AIG vient de recevoir une aide gouvernementale pour la quatrième fois depuis septembre. Un éditorial du NYT demande: à qui cela profite-t-il? D'abord à leurs contreparties (tout le monde pense qu'AIG est mort de toute façon) et il semble qu'avant la crise, leur principal partenaire de trading était Goldman Sachs*. Il y a eu des couvertures massives de positions dans les subprimes via des CDS (il semble qu'AIG ait été du mauvais côté de ces trades). Cela a pris de telles proportions que cela mettait en risque les établissements financiers qui vendaient cette protection (que la logique rendait dès lors illusoire). Un peu comme si vous vous assuriez auprès de votre voisin contre l'incendie de votre immeuble.
Si en revanche, vous êtes assez "politically connected" pour que votre contrepartie soit remplacée le moment venu (en tirant quelques ficelles) par le gouvernement américain alors oui, ça peut valoir le coût de se protéger.
Certaines banques comme JP Morgan, Morgan Stanley ou Goldman Sachs ont accepté l'argent de l'Etat du bout des lèvres. La bruit a couru (fort à propos) qu'elles ne le faisaient que pour éviter à leurs concurrentes au bord du gouffre d'être stigmatisées par les marchés. Cette rumeur paraissait déjà assez "self-serving" à l'époque et destinée à ce que personne n'ose leur demander de comptes. Certaines de ces banques ont même déclaré** quand l'Etat s'est mis à devenir un peu plus exigeant (notamment sur le contrôle de la rémunération des dirigeants): "on va vous rembourser le plus vite possible" sous-entendant que, vraiment, ils avaient accepté l'argent mais n'en avaient pas réellement besoin ("le plus vite possible" était quand même 2010...).
On est donc ici au coeur du réacteur nucléaire du bailout: en sauvant AIG, le trésor américain sauve en réalité Goldman et les autres. La destination finale des fonds est cachée par l'opacité (injustifiable) du bailout. Quelle excellente opération de communication pour JP, MS, GS et Bank of America! Vous rajoutez une dose de mauvaise foi et de morgue aristocratique et voilà, le sommet de la hiérarchie bancaire américaine est préservé après avoir perpétré le crime du millénaire. Nice!
Bon évidemment, ces apprentis sorciers donnent aujourd'hui l'impression d'être parfois dépassés par les évènements et leur laboratoire semble sur le point d'exploser mais vraiment chapeaux bas: quel final grandiose!

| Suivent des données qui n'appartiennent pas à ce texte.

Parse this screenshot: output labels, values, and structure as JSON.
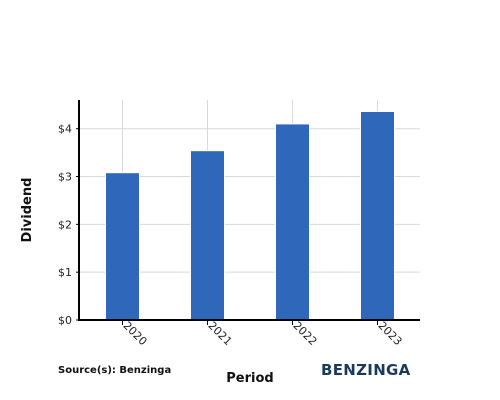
{
  "chart_data": {
    "type": "bar",
    "categories": [
      "2020",
      "2021",
      "2022",
      "2023"
    ],
    "values": [
      3.08,
      3.54,
      4.1,
      4.36
    ],
    "title": "",
    "xlabel": "Period",
    "ylabel": "Dividend",
    "ylim": [
      0,
      4.6
    ],
    "yticks": [
      0,
      1,
      2,
      3,
      4
    ],
    "ytick_labels": [
      "$0",
      "$1",
      "$2",
      "$3",
      "$4"
    ],
    "grid": true,
    "bar_color": "#2f67bb",
    "bar_edge_color": "#ffffff"
  },
  "footer": {
    "source": "Source(s): Benzinga",
    "brand": "BENZINGA"
  }
}
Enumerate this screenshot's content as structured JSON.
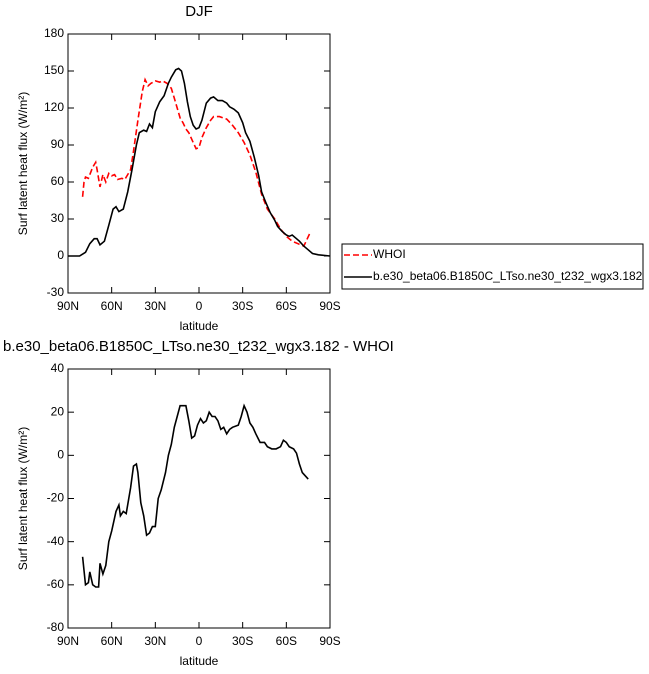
{
  "chart_data": [
    {
      "type": "line",
      "title": "DJF",
      "xlabel": "latitude",
      "ylabel": "Surf latent heat flux (W/m²)",
      "xlim": [
        90,
        -90
      ],
      "xticks": [
        {
          "value": 90,
          "label": "90N"
        },
        {
          "value": 60,
          "label": "60N"
        },
        {
          "value": 30,
          "label": "30N"
        },
        0,
        {
          "value": -30,
          "label": "30S"
        },
        {
          "value": -60,
          "label": "60S"
        },
        {
          "value": -90,
          "label": "90S"
        }
      ],
      "ylim": [
        -30,
        180
      ],
      "yticks": [
        -30,
        0,
        30,
        60,
        90,
        120,
        150,
        180
      ],
      "legend": "right",
      "series": [
        {
          "name": "WHOI",
          "color": "#ff0000",
          "dash": "dashed",
          "x": [
            80,
            79,
            78,
            76,
            73,
            71,
            70,
            68,
            66,
            64,
            62,
            60,
            58,
            56,
            53,
            51,
            49,
            47,
            45,
            42,
            39,
            37,
            35,
            33,
            30,
            27,
            25,
            22,
            19,
            17,
            15,
            13,
            11,
            9,
            7,
            4,
            2,
            0,
            -2,
            -5,
            -8,
            -10,
            -14,
            -19,
            -23,
            -27,
            -31,
            -35,
            -39,
            -43,
            -47,
            -52,
            -56,
            -60,
            -64,
            -68,
            -72,
            -76
          ],
          "values": [
            48,
            60,
            64,
            63,
            72,
            76,
            70,
            56,
            66,
            60,
            67,
            65,
            66,
            62,
            63,
            62,
            66,
            70,
            85,
            110,
            133,
            143,
            138,
            140,
            142,
            141,
            142,
            140,
            136,
            128,
            120,
            112,
            108,
            103,
            100,
            92,
            87,
            88,
            96,
            104,
            110,
            113,
            113,
            111,
            106,
            100,
            92,
            82,
            68,
            50,
            38,
            30,
            22,
            16,
            12,
            10,
            8,
            18
          ]
        },
        {
          "name": "b.e30_beta06.B1850C_LTso.ne30_t232_wgx3.182",
          "color": "#000000",
          "dash": "solid",
          "x": [
            90,
            82,
            78,
            75,
            72,
            70,
            68,
            65,
            62,
            59,
            57,
            55,
            52,
            49,
            46,
            43,
            41,
            38,
            36,
            34,
            32,
            30,
            27,
            24,
            21,
            19,
            16,
            14,
            12,
            10,
            8,
            6,
            4,
            2,
            0,
            -2,
            -5,
            -8,
            -10,
            -13,
            -16,
            -19,
            -21,
            -24,
            -27,
            -30,
            -32,
            -35,
            -38,
            -41,
            -43,
            -46,
            -49,
            -52,
            -54,
            -57,
            -60,
            -62,
            -64,
            -67,
            -69,
            -72,
            -75,
            -78,
            -82,
            -90
          ],
          "values": [
            0,
            0,
            3,
            10,
            14,
            14,
            9,
            12,
            25,
            38,
            40,
            36,
            38,
            52,
            70,
            90,
            100,
            102,
            101,
            107,
            104,
            117,
            125,
            130,
            140,
            145,
            151,
            152,
            150,
            140,
            125,
            113,
            106,
            103,
            104,
            110,
            124,
            128,
            129,
            126,
            126,
            124,
            121,
            119,
            116,
            108,
            100,
            93,
            80,
            65,
            52,
            43,
            35,
            29,
            24,
            20,
            17,
            16,
            17,
            14,
            12,
            8,
            5,
            2,
            1,
            0
          ]
        }
      ]
    },
    {
      "type": "line",
      "title": "b.e30_beta06.B1850C_LTso.ne30_t232_wgx3.182 - WHOI",
      "xlabel": "latitude",
      "ylabel": "Surf latent heat flux (W/m²)",
      "xlim": [
        90,
        -90
      ],
      "xticks": [
        {
          "value": 90,
          "label": "90N"
        },
        {
          "value": 60,
          "label": "60N"
        },
        {
          "value": 30,
          "label": "30N"
        },
        0,
        {
          "value": -30,
          "label": "30S"
        },
        {
          "value": -60,
          "label": "60S"
        },
        {
          "value": -90,
          "label": "90S"
        }
      ],
      "ylim": [
        -80,
        40
      ],
      "yticks": [
        -80,
        -60,
        -40,
        -20,
        0,
        20,
        40
      ],
      "series": [
        {
          "color": "#000000",
          "dash": "solid",
          "x": [
            80,
            78,
            76,
            75,
            73,
            71,
            69,
            68,
            66,
            64,
            62,
            60,
            57,
            55,
            54,
            52,
            50,
            47,
            45,
            43,
            42,
            40,
            38,
            36,
            34,
            32,
            30,
            28,
            26,
            23,
            21,
            19,
            17,
            15,
            13,
            9,
            7,
            5,
            3,
            1,
            -1,
            -3,
            -5,
            -7,
            -9,
            -11,
            -13,
            -15,
            -17,
            -19,
            -21,
            -23,
            -27,
            -29,
            -31,
            -33,
            -35,
            -37,
            -39,
            -42,
            -45,
            -47,
            -50,
            -53,
            -56,
            -58,
            -60,
            -62,
            -65,
            -67,
            -69,
            -71,
            -75
          ],
          "values": [
            -47,
            -60,
            -59,
            -54,
            -60,
            -61,
            -61,
            -50,
            -55,
            -51,
            -40,
            -35,
            -26,
            -23,
            -28,
            -26,
            -27,
            -15,
            -5,
            -4,
            -8,
            -22,
            -28,
            -37,
            -36,
            -33,
            -33,
            -20,
            -16,
            -8,
            0,
            5,
            13,
            18,
            23,
            23,
            16,
            8,
            9,
            14,
            17,
            15,
            16,
            20,
            18,
            18,
            16,
            12,
            13,
            10,
            12,
            13,
            14,
            18,
            23,
            20,
            15,
            13,
            10,
            6,
            6,
            4,
            3,
            3,
            4,
            7,
            6,
            4,
            3,
            1,
            -4,
            -8,
            -11
          ]
        }
      ]
    }
  ]
}
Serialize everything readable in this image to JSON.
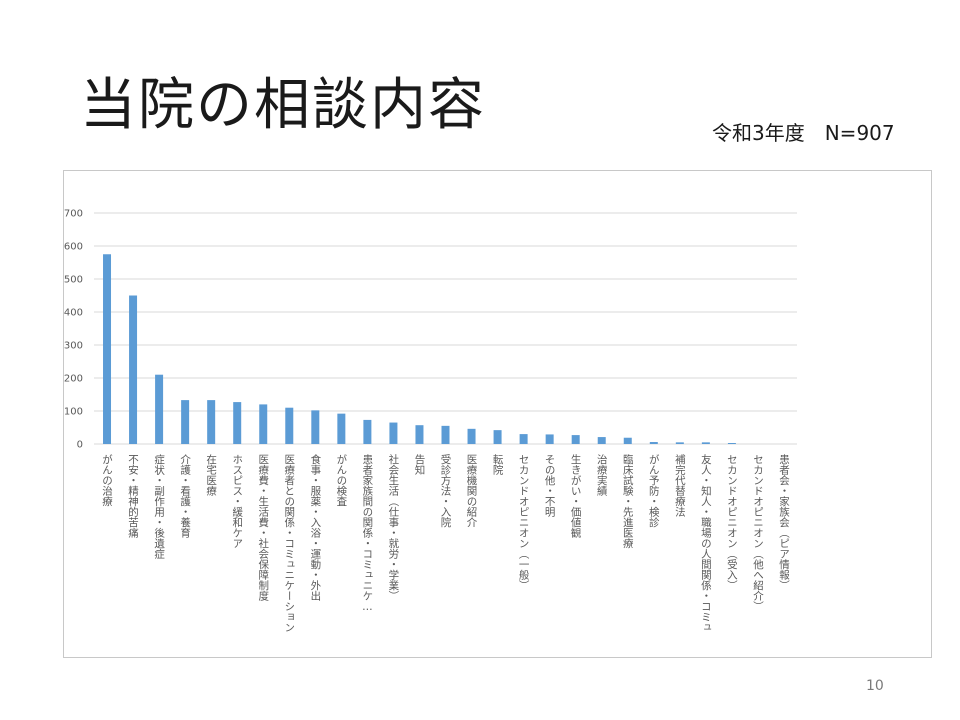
{
  "slide": {
    "title": "当院の相談内容",
    "subtitle": "令和3年度　N=907",
    "page_number": "10"
  },
  "colors": {
    "bar": "#5b9bd5",
    "gridline": "#d9d9d9",
    "axis_text": "#595959"
  },
  "chart_data": {
    "type": "bar",
    "title": "",
    "xlabel": "",
    "ylabel": "",
    "ylim": [
      0,
      700
    ],
    "yticks": [
      0,
      100,
      200,
      300,
      400,
      500,
      600,
      700
    ],
    "grid": true,
    "legend": "none",
    "categories": [
      "がんの治療",
      "不安・精神的苦痛",
      "症状・副作用・後遺症",
      "介護・看護・養育",
      "在宅医療",
      "ホスピス・緩和ケア",
      "医療費・生活費・社会保障制度",
      "医療者との関係・コミュニケーション",
      "食事・服薬・入浴・運動・外出",
      "がんの検査",
      "患者家族間の関係・コミュニケ…",
      "社会生活（仕事・就労・学業）",
      "告知",
      "受診方法・入院",
      "医療機関の紹介",
      "転院",
      "セカンドオピニオン（一般）",
      "その他・不明",
      "生きがい・価値観",
      "治療実績",
      "臨床試験・先進医療",
      "がん予防・検診",
      "補完代替療法",
      "友人・知人・職場の人間関係・コミュ",
      "セカンドオピニオン（受入）",
      "セカンドオピニオン（他へ紹介）",
      "患者会・家族会（ピア情報）"
    ],
    "values": [
      575,
      450,
      210,
      133,
      133,
      127,
      120,
      110,
      102,
      92,
      73,
      65,
      57,
      55,
      46,
      42,
      30,
      29,
      27,
      21,
      19,
      6,
      5,
      5,
      3,
      0,
      0
    ]
  }
}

Il y a donc finalement trois types de banques/établissements financiers aux Etats-Unis, les banques faillies, les banques moribondes maintenues en vie par l'Etat dans le seul but de renflouer en loucedé le troisième type de banque: les banques "élues" qui ont été désignées comme devant survivre et servir à la réorganisation du système bancaire américain dans le bureau du Secretary of Treasury à l'automne 2008. Secretary of Treasury qui était alors le CEO sortant de Goldman Sachs donc on peut dire "autodésignées". Et en faisant référence (de façon peu académique) à l'astérisque ci-dessous, on peut même se demander si ce meeting n'a pas en réalité eu lieu à la FED de New York avec le CEO sortant ET le CEO en fonction de Goldman Sachs, pour faire bonne mesure. A noter qu'à ce meeting, il y avait aussi Tim Geithner, le président de la FED de NY devenu depuis le nouveau Secretary of Treasury. Cela en dit long sur l'influence réelle de l'élection d'Obama sur ces évènements: à peu près nulle. Il ne sera pas facile pour Obama de changer les choses. Etre élu président n'était qu'un échauffement comme annoncé dans les deux derniers paragraphes de ce post.

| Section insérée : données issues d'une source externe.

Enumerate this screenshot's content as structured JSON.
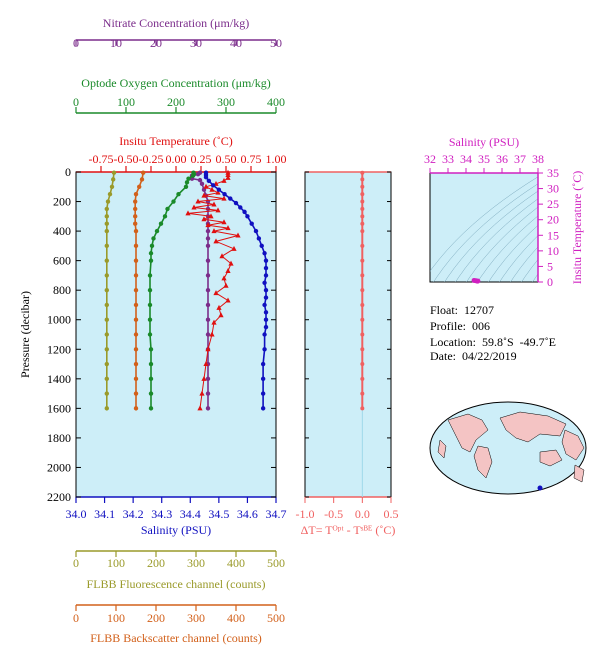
{
  "colors": {
    "nitrate": "#7b2d8b",
    "oxygen": "#1a8a2a",
    "temperature": "#e01010",
    "salinity": "#1010c0",
    "fluorescence": "#9a9a2a",
    "backscatter": "#d2601a",
    "delta_t": "#f06060",
    "inset": "#d020c0",
    "panel_bg": "#cdeef8",
    "land": "#f4c4c4"
  },
  "info": {
    "float": "Float:  12707",
    "profile": "Profile:  006",
    "location": "Location:  59.8˚S  -49.7˚E",
    "date": "Date:  04/22/2019"
  },
  "chart_data": [
    {
      "type": "line",
      "panel": "main",
      "ylabel": "Pressure (decibar)",
      "ylim": [
        2200,
        0
      ],
      "yticks": [
        0,
        200,
        400,
        600,
        800,
        1000,
        1200,
        1400,
        1600,
        1800,
        2000,
        2200
      ],
      "axes": [
        {
          "key": "nitrate",
          "label": "Nitrate Concentration (μm/kg)",
          "range": [
            0,
            50
          ],
          "ticks": [
            0,
            10,
            20,
            30,
            40,
            50
          ],
          "tick_labels": [
            "0",
            "10",
            "20",
            "30",
            "40",
            "50"
          ]
        },
        {
          "key": "oxygen",
          "label": "Optode Oxygen Concentration (μm/kg)",
          "range": [
            0,
            400
          ],
          "ticks": [
            0,
            100,
            200,
            300,
            400
          ],
          "tick_labels": [
            "0",
            "100",
            "200",
            "300",
            "400"
          ]
        },
        {
          "key": "temperature",
          "label": "Insitu Temperature (˚C)",
          "range": [
            -1.0,
            1.0
          ],
          "ticks": [
            -0.75,
            -0.5,
            -0.25,
            0.0,
            0.25,
            0.5,
            0.75,
            1.0
          ],
          "tick_labels": [
            "-0.75",
            "-0.50",
            "-0.25",
            "0.00",
            "0.25",
            "0.50",
            "0.75",
            "1.00"
          ]
        },
        {
          "key": "salinity",
          "label": "Salinity (PSU)",
          "range": [
            34.0,
            34.7
          ],
          "ticks": [
            34.0,
            34.1,
            34.2,
            34.3,
            34.4,
            34.5,
            34.6,
            34.7
          ],
          "tick_labels": [
            "34.0",
            "34.1",
            "34.2",
            "34.3",
            "34.4",
            "34.5",
            "34.6",
            "34.7"
          ]
        },
        {
          "key": "fluorescence",
          "label": "FLBB Fluorescence channel (counts)",
          "range": [
            0,
            500
          ],
          "ticks": [
            0,
            100,
            200,
            300,
            400,
            500
          ],
          "tick_labels": [
            "0",
            "100",
            "200",
            "300",
            "400",
            "500"
          ]
        },
        {
          "key": "backscatter",
          "label": "FLBB Backscatter channel (counts)",
          "range": [
            0,
            500
          ],
          "ticks": [
            0,
            100,
            200,
            300,
            400,
            500
          ],
          "tick_labels": [
            "0",
            "100",
            "200",
            "300",
            "400",
            "500"
          ]
        }
      ],
      "series": [
        {
          "key": "nitrate",
          "marker": "circle",
          "points": [
            [
              31,
              5
            ],
            [
              30.5,
              15
            ],
            [
              29,
              25
            ],
            [
              29,
              35
            ],
            [
              29,
              45
            ],
            [
              31,
              55
            ],
            [
              31.5,
              80
            ],
            [
              32,
              120
            ],
            [
              32.5,
              160
            ],
            [
              33,
              200
            ],
            [
              33,
              250
            ],
            [
              33,
              300
            ],
            [
              33,
              350
            ],
            [
              33,
              400
            ],
            [
              33,
              450
            ],
            [
              33,
              500
            ],
            [
              33,
              600
            ],
            [
              33,
              700
            ],
            [
              33,
              800
            ],
            [
              33,
              900
            ],
            [
              33,
              1000
            ],
            [
              33,
              1100
            ],
            [
              33,
              1200
            ],
            [
              33,
              1300
            ],
            [
              33,
              1400
            ],
            [
              33,
              1500
            ],
            [
              33,
              1600
            ]
          ]
        },
        {
          "key": "oxygen",
          "marker": "circle",
          "points": [
            [
              235,
              5
            ],
            [
              236,
              15
            ],
            [
              234,
              25
            ],
            [
              225,
              45
            ],
            [
              222,
              70
            ],
            [
              220,
              100
            ],
            [
              205,
              150
            ],
            [
              195,
              200
            ],
            [
              183,
              250
            ],
            [
              178,
              300
            ],
            [
              170,
              350
            ],
            [
              162,
              400
            ],
            [
              155,
              450
            ],
            [
              152,
              500
            ],
            [
              150,
              550
            ],
            [
              150,
              600
            ],
            [
              148,
              700
            ],
            [
              148,
              800
            ],
            [
              148,
              900
            ],
            [
              148,
              1000
            ],
            [
              148,
              1100
            ],
            [
              150,
              1200
            ],
            [
              150,
              1300
            ],
            [
              150,
              1400
            ],
            [
              150,
              1500
            ],
            [
              150,
              1600
            ]
          ]
        },
        {
          "key": "temperature",
          "marker": "triangle",
          "points": [
            [
              0.52,
              5
            ],
            [
              0.52,
              20
            ],
            [
              0.52,
              40
            ],
            [
              0.48,
              60
            ],
            [
              0.4,
              80
            ],
            [
              0.3,
              100
            ],
            [
              0.36,
              120
            ],
            [
              0.42,
              140
            ],
            [
              0.28,
              160
            ],
            [
              0.48,
              180
            ],
            [
              0.22,
              200
            ],
            [
              0.38,
              220
            ],
            [
              0.18,
              240
            ],
            [
              0.42,
              260
            ],
            [
              0.12,
              280
            ],
            [
              0.35,
              300
            ],
            [
              0.28,
              320
            ],
            [
              0.48,
              340
            ],
            [
              0.32,
              360
            ],
            [
              0.52,
              380
            ],
            [
              0.38,
              400
            ],
            [
              0.62,
              430
            ],
            [
              0.4,
              470
            ],
            [
              0.58,
              520
            ],
            [
              0.46,
              570
            ],
            [
              0.55,
              620
            ],
            [
              0.52,
              670
            ],
            [
              0.48,
              720
            ],
            [
              0.5,
              770
            ],
            [
              0.4,
              820
            ],
            [
              0.52,
              870
            ],
            [
              0.43,
              920
            ],
            [
              0.45,
              970
            ],
            [
              0.38,
              1020
            ],
            [
              0.36,
              1100
            ],
            [
              0.32,
              1200
            ],
            [
              0.3,
              1300
            ],
            [
              0.28,
              1400
            ],
            [
              0.26,
              1500
            ],
            [
              0.24,
              1600
            ]
          ]
        },
        {
          "key": "salinity",
          "marker": "circle",
          "points": [
            [
              34.455,
              5
            ],
            [
              34.455,
              20
            ],
            [
              34.455,
              35
            ],
            [
              34.465,
              60
            ],
            [
              34.48,
              90
            ],
            [
              34.5,
              120
            ],
            [
              34.52,
              150
            ],
            [
              34.54,
              180
            ],
            [
              34.56,
              210
            ],
            [
              34.575,
              240
            ],
            [
              34.59,
              270
            ],
            [
              34.6,
              300
            ],
            [
              34.615,
              350
            ],
            [
              34.63,
              400
            ],
            [
              34.64,
              450
            ],
            [
              34.65,
              500
            ],
            [
              34.66,
              550
            ],
            [
              34.665,
              600
            ],
            [
              34.665,
              650
            ],
            [
              34.665,
              700
            ],
            [
              34.66,
              750
            ],
            [
              34.665,
              800
            ],
            [
              34.665,
              850
            ],
            [
              34.66,
              900
            ],
            [
              34.665,
              950
            ],
            [
              34.665,
              1000
            ],
            [
              34.665,
              1050
            ],
            [
              34.66,
              1100
            ],
            [
              34.66,
              1200
            ],
            [
              34.655,
              1300
            ],
            [
              34.655,
              1400
            ],
            [
              34.655,
              1500
            ],
            [
              34.655,
              1600
            ]
          ]
        },
        {
          "key": "fluorescence",
          "marker": "circle",
          "points": [
            [
              95,
              5
            ],
            [
              93,
              50
            ],
            [
              90,
              100
            ],
            [
              85,
              150
            ],
            [
              80,
              200
            ],
            [
              77,
              250
            ],
            [
              77,
              300
            ],
            [
              77,
              350
            ],
            [
              77,
              400
            ],
            [
              77,
              500
            ],
            [
              77,
              600
            ],
            [
              77,
              700
            ],
            [
              77,
              800
            ],
            [
              77,
              900
            ],
            [
              77,
              1000
            ],
            [
              77,
              1100
            ],
            [
              77,
              1200
            ],
            [
              77,
              1300
            ],
            [
              77,
              1400
            ],
            [
              77,
              1500
            ],
            [
              77,
              1600
            ]
          ]
        },
        {
          "key": "backscatter",
          "marker": "circle",
          "points": [
            [
              168,
              5
            ],
            [
              165,
              50
            ],
            [
              158,
              100
            ],
            [
              150,
              150
            ],
            [
              148,
              200
            ],
            [
              148,
              250
            ],
            [
              148,
              300
            ],
            [
              148,
              350
            ],
            [
              150,
              400
            ],
            [
              150,
              500
            ],
            [
              150,
              600
            ],
            [
              150,
              700
            ],
            [
              150,
              800
            ],
            [
              150,
              900
            ],
            [
              150,
              1000
            ],
            [
              150,
              1100
            ],
            [
              150,
              1200
            ],
            [
              150,
              1300
            ],
            [
              150,
              1400
            ],
            [
              150,
              1500
            ],
            [
              150,
              1600
            ]
          ]
        }
      ]
    },
    {
      "type": "line",
      "panel": "delta_t",
      "xlabel": "ΔT= Tᴼᵖᵗ - Tˢᴮᴱ (˚C)",
      "xlim": [
        -1.0,
        0.5
      ],
      "xticks": [
        -1.0,
        -0.5,
        0.0,
        0.5
      ],
      "xtick_labels": [
        "-1.0",
        "-0.5",
        "0.0",
        "0.5"
      ],
      "ylim": [
        2200,
        0
      ],
      "series": [
        {
          "key": "delta_t",
          "marker": "circle",
          "points": [
            [
              0.0,
              5
            ],
            [
              0.0,
              50
            ],
            [
              0.0,
              100
            ],
            [
              0.0,
              150
            ],
            [
              0.0,
              200
            ],
            [
              0.0,
              250
            ],
            [
              0.0,
              300
            ],
            [
              0.0,
              350
            ],
            [
              0.0,
              400
            ],
            [
              0.0,
              500
            ],
            [
              0.0,
              600
            ],
            [
              0.0,
              700
            ],
            [
              0.0,
              800
            ],
            [
              0.0,
              900
            ],
            [
              0.0,
              1000
            ],
            [
              0.0,
              1100
            ],
            [
              0.0,
              1200
            ],
            [
              0.0,
              1300
            ],
            [
              0.0,
              1400
            ],
            [
              0.0,
              1500
            ],
            [
              0.0,
              1600
            ]
          ]
        }
      ]
    },
    {
      "type": "scatter",
      "panel": "ts_inset",
      "xlabel": "Salinity (PSU)",
      "ylabel": "Insitu Temperature (˚C)",
      "xlim": [
        32,
        38
      ],
      "ylim": [
        0,
        35
      ],
      "xticks": [
        32,
        33,
        34,
        35,
        36,
        37,
        38
      ],
      "xtick_labels": [
        "32",
        "33",
        "34",
        "35",
        "36",
        "37",
        "38"
      ],
      "yticks": [
        0,
        5,
        10,
        15,
        20,
        25,
        30,
        35
      ],
      "ytick_labels": [
        "0",
        "5",
        "10",
        "15",
        "20",
        "25",
        "30",
        "35"
      ],
      "points": [
        [
          34.45,
          0.5
        ],
        [
          34.55,
          0.4
        ],
        [
          34.62,
          0.3
        ],
        [
          34.66,
          0.3
        ]
      ]
    }
  ]
}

Note: TPM Media sur le sujet.
*Goldman Sachs a vraiment un statut particulier au sein des institutions financières américaines (souligné par l'éditorial du NYT référencé plus haut: What is certain is that Goldman has lots of friends in high places — yet one more reason why this bailout has to be as transparent as possible. Lloyd Blankfein, Goldman’s chief executive, was the only Wall Street executive at a September meeting at the New York Federal Reserve to discuss the initial A.I.G. bailout.) et notamment à cause de sa propension à disséminer ses anciens dans toutes les administrations, républicaines et démocrates. C'est un peu le mirroir privé de l'inspection des finances en France qui, elle, dissémine ses fonctionnaires à la tête des grands établissements financiers français. Ce qui renvoie au rôle respectif du privé et du public dans les deux pays.